他本身是大漢叛逆,已無退路可走,而且自身力量為小,寄身步度根之下,又得步度根尊敬倚重,他可能沒有多少異心。
但莫奕於一來,就有了變數。倘若在莫奕於利誘甚至裹脅之下,也不無與其合兵一處,取代步度根的可能。」
「你的想法跟我一樣。」單于昱昌微笑著說,「那麼按照剛才你的分析,這三人究竟是什麼樣的人呢?」
「我覺得,」馬騰斟酌著說,「如果我剛才說的沒錯的話,這步度根應該是一個沒有多少野心的人,守成有餘,開拓不足。

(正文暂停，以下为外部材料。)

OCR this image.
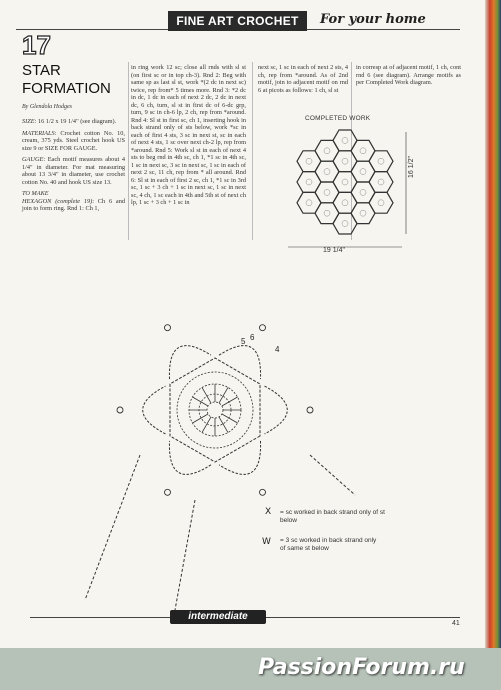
FINE ART CROCHET	For your home
17
STAR
FORMATION
By Glendola Hodges

SIZE: 16 1/2 x 19 1/4" (see diagram).

MATERIALS: Crochet cotton No. 10, cream, 375 yds. Steel crochet hook US size 9 or SIZE FOR GAUGE.

GAUGE: Each motif measures about 4 1/4" in diameter. For mat measuring about 13 3/4" in diameter, use crochet cotton No. 40 and hook US size 13.

TO MAKE

HEXAGON (complete 19): Ch 6 and join to form ring. Rnd 1: Ch 1,

in ring work 12 sc; close all rnds with sl st (on first sc or in top ch-3). Rnd 2: Beg with same sp as last sl st, work *(2 dc in next sc) twice, rep from* 5 times more. Rnd 3: *2 dc in dc, 1 dc in each of next 2 dc, 2 dc in next dc, 6 ch, turn, sl st in first dc of 6-dc grp, turn, 9 sc in ch-6 lp, 2 ch, rep from *around. Rnd 4: Sl st in first sc, ch 1, inserting hook in back strand only of sts below, work *sc in each of first 4 sts, 3 sc in next st, sc in each of next 4 sts, 1 sc over next ch-2 lp, rep from *around. Rnd 5: Work sl st in each of next 4 sts to beg rnd in 4th sc, ch 1, *1 sc in 4th sc, 1 sc in next sc, 3 sc in next sc, 1 sc in each of next 2 sc, 11 ch, rep from * all around. Rnd 6: Sl st in each of first 2 sc, ch 1, *1 sc in 3rd sc, 1 sc + 3 ch + 1 sc in next sc, 1 sc in next sc, 4 ch, 1 sc each in 4th and 5th st of next ch lp, 1 sc + 3 ch + 1 sc in
next sc, 1 sc in each of next 2 sts, 4 ch, rep from *around. As of 2nd motif, join to adjacent motif on rnd 6 at picots as follows: 1 ch, sl st
in corresp at of adjacent motif, 1 ch, cont rnd 6 (see diagram). Arrange motifs as per Completed Work diagram.
COMPLETED WORK
19 1/4"
16 1/2"
6
5
4
X = sc worked in back strand only of st below
W = 3 sc worked in back strand only of same st below
intermediate
41
PassionForum.ru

我想他最大的希望,恐怕是守著自己的領地,安安穩穩地過日子。
這次犯邊,雖然出於無奈,但說不定也不是他的主張,弄不好是莫奕於的主意。」
馬騰見單于都尉頻頻點頭,又接著說:「關於莫奕於,我認為他應該是一個頗有謀略之人。
雖然得部下初立,但是從他能夠決定去止,並得以執行上,就可以看出他已整合掌控了整個部落。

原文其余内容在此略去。